Proprio per questo motivo, continua Marino, lo schema Made Green in Italy, gestito dal Ministero dell’Ambiente e della Sicurezza Energetica (MASE), è un’opportunità concreta per le imprese della filiera olivicolo-olearia in quanto rappresenta l’unico schema di certificazione che unisce sostenibilità ambientale e made in Italy, basato sul metodo PEF (Product Environmental Footprint) e pienamente in linea con la nuova normativa sul greenwashing.
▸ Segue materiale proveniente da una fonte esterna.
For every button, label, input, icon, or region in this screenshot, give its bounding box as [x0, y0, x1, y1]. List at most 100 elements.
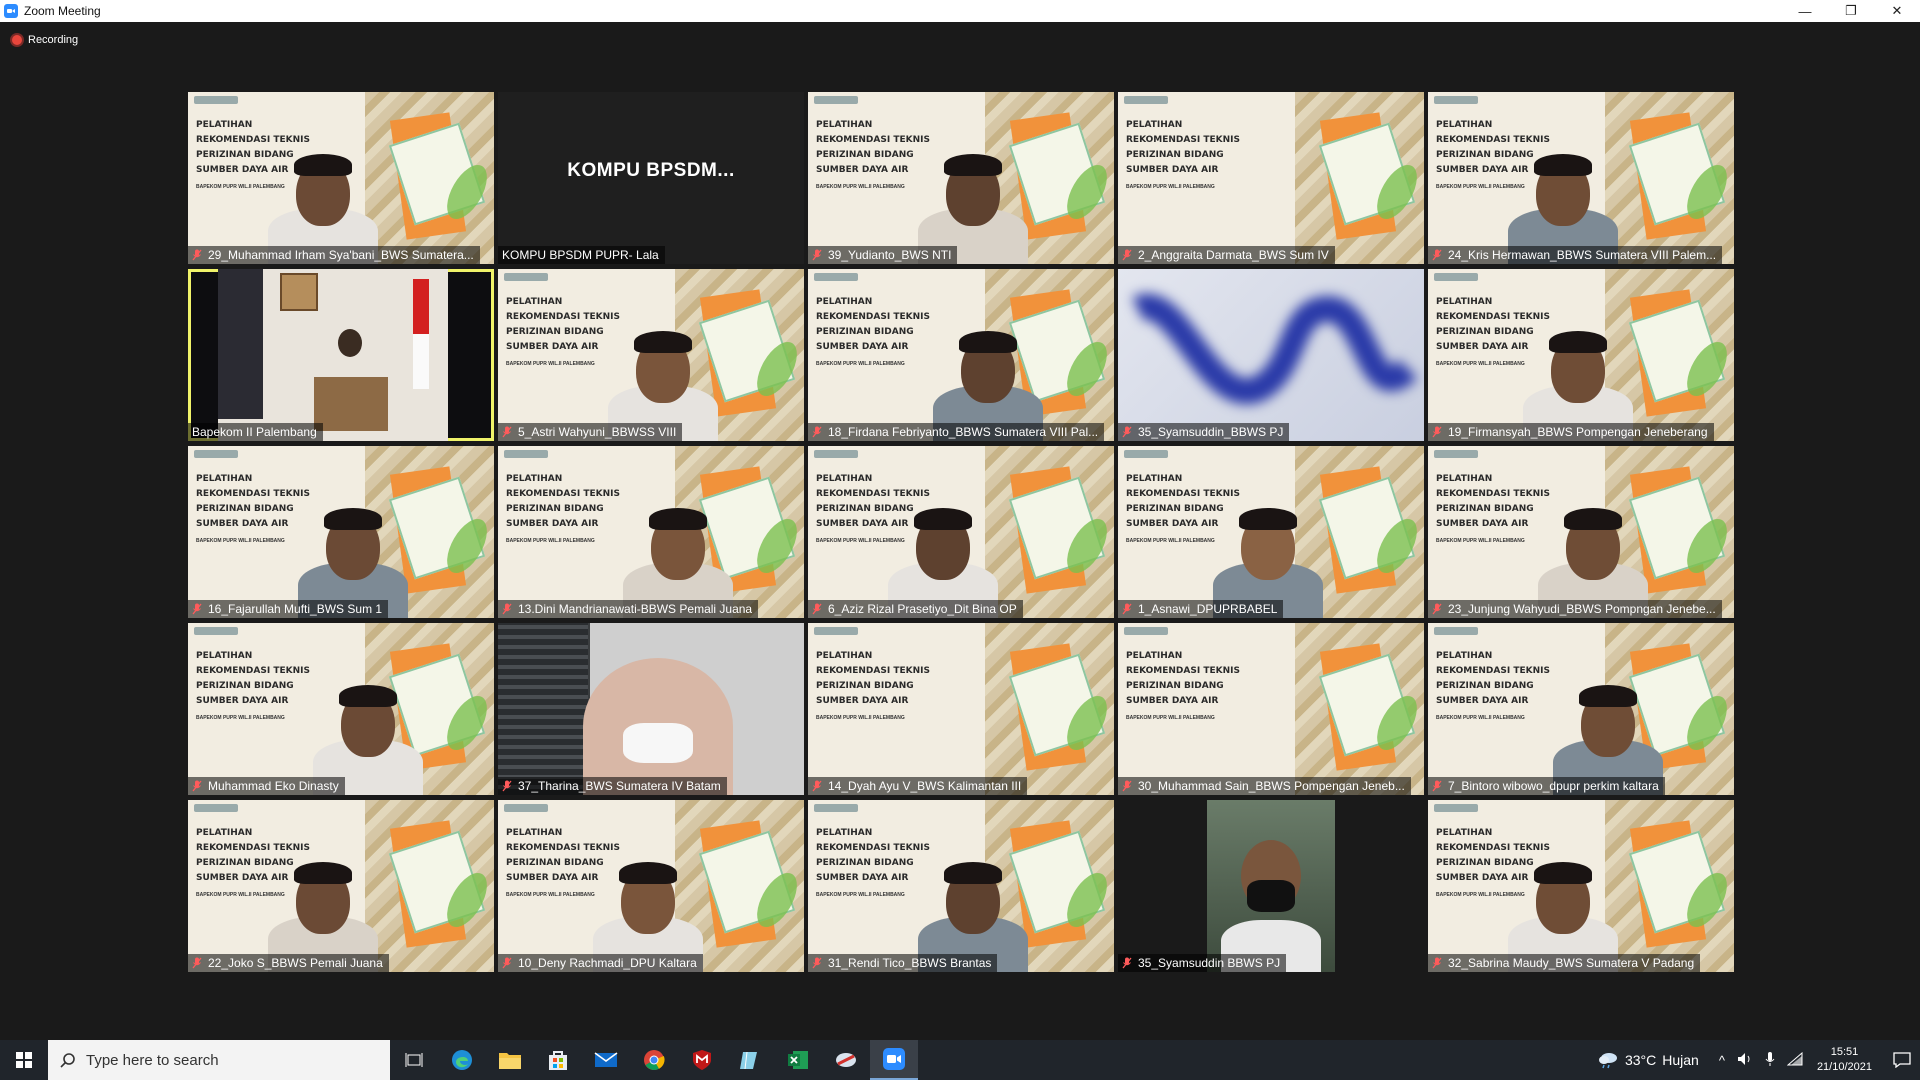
file-explorer-button[interactable] — [486, 1040, 534, 1080]
participant-video — [1508, 837, 1618, 972]
participant-tile[interactable]: Bapekom II Palembang — [188, 269, 494, 441]
participant-video — [918, 129, 1028, 264]
participant-tile[interactable]: PELATIHAN REKOMENDASI TEKNIS PERIZINAN B… — [1428, 623, 1734, 795]
zoom-taskbar-button[interactable] — [870, 1040, 918, 1080]
participant-tile[interactable]: PELATIHAN REKOMENDASI TEKNIS PERIZINAN B… — [1428, 446, 1734, 618]
participant-name-label: 35_Syamsuddin BBWS PJ — [1118, 954, 1287, 972]
participant-tile[interactable]: PELATIHAN REKOMENDASI TEKNIS PERIZINAN B… — [1118, 92, 1424, 264]
participant-tile[interactable]: PELATIHAN REKOMENDASI TEKNIS PERIZINAN B… — [188, 92, 494, 264]
notification-icon — [1893, 1052, 1911, 1068]
participant-tile[interactable]: PELATIHAN REKOMENDASI TEKNIS PERIZINAN B… — [1428, 269, 1734, 441]
participant-name-label: 16_Fajarullah Mufti_BWS Sum 1 — [188, 600, 389, 618]
participant-name-label: Muhammad Eko Dinasty — [188, 777, 345, 795]
participant-tile[interactable]: 35_Syamsuddin BBWS PJ — [1118, 800, 1424, 972]
participant-tile[interactable]: 37_Tharina_BWS Sumatera IV Batam — [498, 623, 804, 795]
folder-icon — [499, 1053, 521, 1069]
recording-label: Recording — [28, 34, 79, 46]
participant-tile[interactable]: PELATIHAN REKOMENDASI TEKNIS PERIZINAN B… — [808, 92, 1114, 264]
notifications-button[interactable] — [1884, 1040, 1920, 1080]
participant-tile[interactable]: PELATIHAN REKOMENDASI TEKNIS PERIZINAN B… — [498, 800, 804, 972]
participant-video — [1213, 483, 1323, 618]
participant-tile[interactable]: PELATIHAN REKOMENDASI TEKNIS PERIZINAN B… — [808, 446, 1114, 618]
participant-tile[interactable]: 35_Syamsuddin_BBWS PJ — [1118, 269, 1424, 441]
weather-temp: 33°C — [1624, 1052, 1657, 1068]
participant-name: KOMPU BPSDM PUPR- Lala — [502, 248, 659, 262]
task-view-button[interactable] — [390, 1040, 438, 1080]
slide-subtitle: BAPEKOM PUPR WIL.II PALEMBANG — [196, 715, 285, 721]
store-button[interactable] — [534, 1040, 582, 1080]
participant-tile[interactable]: PELATIHAN REKOMENDASI TEKNIS PERIZINAN B… — [188, 800, 494, 972]
participant-name: 19_Firmansyah_BBWS Pompengan Jeneberang — [1448, 425, 1708, 439]
network-icon[interactable] — [1786, 1051, 1803, 1069]
weather-desc: Hujan — [1662, 1052, 1699, 1068]
slide-logo — [504, 273, 548, 281]
participant-tile[interactable]: KOMPU BPSDM... KOMPU BPSDM PUPR- Lala — [498, 92, 804, 264]
participant-name-label: 1_Asnawi_DPUPRBABEL — [1118, 600, 1284, 618]
chevron-up-icon[interactable]: ^ — [1719, 1053, 1725, 1068]
participant-name: 7_Bintoro wibowo_dpupr perkim kaltara — [1448, 779, 1659, 793]
participant-tile[interactable]: PELATIHAN REKOMENDASI TEKNIS PERIZINAN B… — [188, 446, 494, 618]
participant-name-label: 5_Astri Wahyuni_BBWSS VIII — [498, 423, 683, 441]
close-button[interactable]: ✕ — [1874, 0, 1920, 22]
mic-muted-icon — [1432, 426, 1442, 438]
mail-button[interactable] — [582, 1040, 630, 1080]
slide-logo — [1124, 96, 1168, 104]
participant-tile[interactable]: PELATIHAN REKOMENDASI TEKNIS PERIZINAN B… — [1118, 446, 1424, 618]
participant-tile[interactable]: PELATIHAN REKOMENDASI TEKNIS PERIZINAN B… — [1118, 623, 1424, 795]
slide-logo — [194, 627, 238, 635]
participant-name-label: 30_Muhammad Sain_BBWS Pompengan Jeneb... — [1118, 777, 1411, 795]
mic-muted-icon — [192, 957, 202, 969]
slide-logo — [1434, 627, 1478, 635]
weather-widget[interactable]: 33°C Hujan — [1597, 1051, 1699, 1069]
chrome-button[interactable] — [630, 1040, 678, 1080]
participant-tile[interactable]: PELATIHAN REKOMENDASI TEKNIS PERIZINAN B… — [1428, 92, 1734, 264]
participant-tile[interactable]: PELATIHAN REKOMENDASI TEKNIS PERIZINAN B… — [188, 623, 494, 795]
participant-video — [268, 837, 378, 972]
store-icon — [549, 1051, 567, 1070]
speaker-icon[interactable] — [1737, 1052, 1753, 1069]
start-button[interactable] — [0, 1040, 48, 1080]
slide-subtitle: BAPEKOM PUPR WIL.II PALEMBANG — [1126, 538, 1215, 544]
taskbar-clock[interactable]: 15:51 21/10/2021 — [1817, 1045, 1872, 1075]
slide-title: PELATIHAN REKOMENDASI TEKNIS PERIZINAN B… — [816, 651, 930, 706]
minimize-button[interactable]: — — [1782, 0, 1828, 22]
restore-button[interactable]: ❐ — [1828, 0, 1874, 22]
mic-muted-icon — [502, 603, 512, 615]
participant-name-label: 24_Kris Hermawan_BBWS Sumatera VIII Pale… — [1428, 246, 1723, 264]
mic-muted-icon — [812, 603, 822, 615]
participant-name-label: 13.Dini Mandrianawati-BBWS Pemali Juana — [498, 600, 759, 618]
participant-name-label: 35_Syamsuddin_BBWS PJ — [1118, 423, 1290, 441]
mic-muted-icon — [1122, 249, 1132, 261]
edge-button[interactable] — [438, 1040, 486, 1080]
slide-logo — [1434, 804, 1478, 812]
participant-name: 30_Muhammad Sain_BBWS Pompengan Jeneb... — [1138, 779, 1405, 793]
chrome-icon — [644, 1050, 665, 1070]
recording-indicator[interactable]: Recording — [12, 34, 78, 46]
participant-name: 13.Dini Mandrianawati-BBWS Pemali Juana — [518, 602, 753, 616]
task-view-icon — [405, 1053, 423, 1067]
participant-tile[interactable]: PELATIHAN REKOMENDASI TEKNIS PERIZINAN B… — [808, 623, 1114, 795]
participant-name: 35_Syamsuddin_BBWS PJ — [1138, 425, 1284, 439]
mic-muted-icon — [502, 426, 512, 438]
participant-tile[interactable]: PELATIHAN REKOMENDASI TEKNIS PERIZINAN B… — [1428, 800, 1734, 972]
participant-video — [1523, 306, 1633, 441]
taskbar-search-input[interactable]: Type here to search — [48, 1040, 390, 1080]
podium — [314, 377, 388, 431]
participant-tile[interactable]: PELATIHAN REKOMENDASI TEKNIS PERIZINAN B… — [808, 269, 1114, 441]
notepad-button[interactable] — [726, 1040, 774, 1080]
participant-tile[interactable]: PELATIHAN REKOMENDASI TEKNIS PERIZINAN B… — [498, 446, 804, 618]
excel-button[interactable] — [774, 1040, 822, 1080]
participant-video — [1207, 800, 1335, 972]
slide-logo — [194, 450, 238, 458]
mic-muted-icon — [1122, 603, 1132, 615]
participant-name-label: Bapekom II Palembang — [188, 423, 323, 441]
snip-button[interactable] — [822, 1040, 870, 1080]
stage-banner — [218, 269, 263, 419]
microphone-icon[interactable] — [1765, 1051, 1775, 1070]
slide-subtitle: BAPEKOM PUPR WIL.II PALEMBANG — [1126, 184, 1215, 190]
participant-tile[interactable]: PELATIHAN REKOMENDASI TEKNIS PERIZINAN B… — [498, 269, 804, 441]
mcafee-button[interactable] — [678, 1040, 726, 1080]
participant-name: Bapekom II Palembang — [192, 425, 317, 439]
participant-tile[interactable]: PELATIHAN REKOMENDASI TEKNIS PERIZINAN B… — [808, 800, 1114, 972]
edge-icon — [452, 1050, 472, 1070]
Federolio, in questo contesto, non è un semplice osservatore: nel 2023 ha sviluppato, proprio per lo schema Made Green in Italy, le Regole di Categoria di Prodotto (RCP) per l’olio extravergine di oliva italiano, anticipando un percorso che oggi si rivela decisivo per l’intero comparto. Un lavoro che ha permesso di definire parametri condivisi, misurabili e riconosciuti a livello europeo, offrendo alle imprese uno strumento concreto per comunicare la propria performance ambientale in modo credibile.

 

La tavola rotonda ha visto la partecipazione di rappresentanti del MASE, dell’AGCM, di Accredia, dell’Istituto dell’Autodisciplina Pubblicitaria, del mondo accademico e delle associazioni dei consumatori, e ha rappresentato un momento di confronto di alto livello, ma anche la conferma di un dato: la sostenibilità, quando è misurata e certificata, diventa un vantaggio competitivo.
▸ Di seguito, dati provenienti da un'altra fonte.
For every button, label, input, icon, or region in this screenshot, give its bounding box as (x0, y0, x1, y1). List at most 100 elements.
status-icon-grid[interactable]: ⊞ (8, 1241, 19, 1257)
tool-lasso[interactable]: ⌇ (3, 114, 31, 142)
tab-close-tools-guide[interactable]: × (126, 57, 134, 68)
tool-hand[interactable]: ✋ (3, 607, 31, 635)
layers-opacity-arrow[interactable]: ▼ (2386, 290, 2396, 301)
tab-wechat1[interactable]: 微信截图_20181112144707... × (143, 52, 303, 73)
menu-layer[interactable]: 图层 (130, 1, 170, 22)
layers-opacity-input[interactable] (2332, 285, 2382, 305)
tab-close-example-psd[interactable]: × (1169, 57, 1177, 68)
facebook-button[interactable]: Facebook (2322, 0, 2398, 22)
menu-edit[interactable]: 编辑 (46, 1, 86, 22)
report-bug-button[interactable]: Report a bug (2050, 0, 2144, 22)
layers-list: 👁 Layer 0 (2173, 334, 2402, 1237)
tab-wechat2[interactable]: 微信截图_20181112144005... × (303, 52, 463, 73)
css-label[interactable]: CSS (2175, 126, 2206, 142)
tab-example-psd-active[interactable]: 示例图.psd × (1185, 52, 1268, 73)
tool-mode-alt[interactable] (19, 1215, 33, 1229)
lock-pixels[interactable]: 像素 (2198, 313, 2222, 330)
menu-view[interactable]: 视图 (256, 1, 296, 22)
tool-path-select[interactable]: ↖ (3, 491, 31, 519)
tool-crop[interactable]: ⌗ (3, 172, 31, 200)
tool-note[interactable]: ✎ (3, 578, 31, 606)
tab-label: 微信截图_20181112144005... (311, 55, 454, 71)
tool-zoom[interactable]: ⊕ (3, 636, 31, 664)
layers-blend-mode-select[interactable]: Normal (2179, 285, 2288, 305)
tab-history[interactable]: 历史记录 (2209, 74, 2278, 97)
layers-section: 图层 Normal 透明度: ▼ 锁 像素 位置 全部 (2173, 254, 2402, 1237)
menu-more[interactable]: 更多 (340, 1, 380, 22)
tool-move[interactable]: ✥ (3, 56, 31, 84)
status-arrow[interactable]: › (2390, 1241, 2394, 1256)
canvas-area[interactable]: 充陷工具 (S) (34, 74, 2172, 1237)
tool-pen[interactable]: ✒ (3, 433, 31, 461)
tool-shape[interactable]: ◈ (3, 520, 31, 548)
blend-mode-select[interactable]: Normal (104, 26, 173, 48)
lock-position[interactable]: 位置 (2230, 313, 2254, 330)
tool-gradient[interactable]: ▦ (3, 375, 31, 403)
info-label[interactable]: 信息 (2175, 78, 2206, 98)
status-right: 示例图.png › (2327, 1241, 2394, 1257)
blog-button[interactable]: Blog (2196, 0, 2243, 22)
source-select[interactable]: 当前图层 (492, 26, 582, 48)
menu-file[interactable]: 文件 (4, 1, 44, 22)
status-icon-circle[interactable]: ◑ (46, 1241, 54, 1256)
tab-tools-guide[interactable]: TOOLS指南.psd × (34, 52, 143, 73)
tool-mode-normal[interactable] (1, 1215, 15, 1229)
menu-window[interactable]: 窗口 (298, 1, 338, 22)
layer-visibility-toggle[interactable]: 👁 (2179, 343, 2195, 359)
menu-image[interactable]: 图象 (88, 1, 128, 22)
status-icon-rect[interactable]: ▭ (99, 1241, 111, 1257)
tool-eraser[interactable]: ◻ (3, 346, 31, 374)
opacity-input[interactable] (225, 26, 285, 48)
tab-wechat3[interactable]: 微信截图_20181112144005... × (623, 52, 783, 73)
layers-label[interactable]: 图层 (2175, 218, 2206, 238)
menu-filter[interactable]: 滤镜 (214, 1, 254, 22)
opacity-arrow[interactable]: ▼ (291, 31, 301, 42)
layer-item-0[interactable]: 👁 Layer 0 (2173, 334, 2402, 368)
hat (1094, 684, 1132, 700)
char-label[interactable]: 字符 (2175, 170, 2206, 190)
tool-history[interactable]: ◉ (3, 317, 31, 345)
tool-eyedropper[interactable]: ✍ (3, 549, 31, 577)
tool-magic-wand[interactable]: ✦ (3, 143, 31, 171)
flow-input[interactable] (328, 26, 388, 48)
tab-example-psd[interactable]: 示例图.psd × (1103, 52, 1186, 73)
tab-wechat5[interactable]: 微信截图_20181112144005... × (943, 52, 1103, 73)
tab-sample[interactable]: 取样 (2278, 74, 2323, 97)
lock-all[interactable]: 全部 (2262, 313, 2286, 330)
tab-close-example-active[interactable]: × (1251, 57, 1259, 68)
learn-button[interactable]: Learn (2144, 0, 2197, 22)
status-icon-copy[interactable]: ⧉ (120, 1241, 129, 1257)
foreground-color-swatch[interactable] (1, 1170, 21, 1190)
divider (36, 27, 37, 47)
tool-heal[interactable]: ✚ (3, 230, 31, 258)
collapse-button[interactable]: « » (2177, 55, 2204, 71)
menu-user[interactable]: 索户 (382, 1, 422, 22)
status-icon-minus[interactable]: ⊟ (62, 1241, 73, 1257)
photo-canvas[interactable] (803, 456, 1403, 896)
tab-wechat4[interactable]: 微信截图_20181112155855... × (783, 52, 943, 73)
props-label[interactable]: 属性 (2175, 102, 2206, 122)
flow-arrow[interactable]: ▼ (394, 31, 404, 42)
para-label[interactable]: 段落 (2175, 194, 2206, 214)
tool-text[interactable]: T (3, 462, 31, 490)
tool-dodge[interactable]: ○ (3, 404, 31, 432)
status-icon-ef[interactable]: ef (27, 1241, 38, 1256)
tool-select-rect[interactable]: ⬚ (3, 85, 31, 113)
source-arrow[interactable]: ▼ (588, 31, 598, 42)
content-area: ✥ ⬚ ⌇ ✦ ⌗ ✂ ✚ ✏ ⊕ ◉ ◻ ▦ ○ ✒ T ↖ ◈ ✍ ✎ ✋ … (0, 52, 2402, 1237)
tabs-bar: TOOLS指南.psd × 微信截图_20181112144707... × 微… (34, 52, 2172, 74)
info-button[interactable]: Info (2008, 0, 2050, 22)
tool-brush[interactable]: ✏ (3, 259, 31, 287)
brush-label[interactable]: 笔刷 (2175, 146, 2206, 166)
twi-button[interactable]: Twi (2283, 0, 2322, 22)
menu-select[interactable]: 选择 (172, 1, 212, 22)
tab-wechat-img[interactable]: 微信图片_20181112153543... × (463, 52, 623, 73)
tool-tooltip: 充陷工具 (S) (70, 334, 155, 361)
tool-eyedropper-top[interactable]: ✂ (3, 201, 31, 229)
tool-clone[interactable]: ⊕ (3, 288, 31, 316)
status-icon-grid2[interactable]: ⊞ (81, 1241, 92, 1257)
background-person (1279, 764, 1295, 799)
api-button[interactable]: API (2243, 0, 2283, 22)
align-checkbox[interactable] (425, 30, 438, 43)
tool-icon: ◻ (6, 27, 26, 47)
La partecipazione di Federolio alla tavola rotonda conferma il ruolo centrale della Federazione nel dialogo istituzionale e nella definizione delle politiche di settore. Il percorso avviato per la definizione delle RCP rappresenta oggi un riferimento per l’intero comparto, in un momento in cui la sostenibilità certificata diventa un requisito imprescindibile per competere sui mercati nazionali e internazionali.

Federolio ribadisce il proprio impegno a collaborare con istituzioni, imprese e organismi di certificazione per promuovere un modello di sviluppo fondato su qualità, trasparenza e valorizzazione del Made in Italy.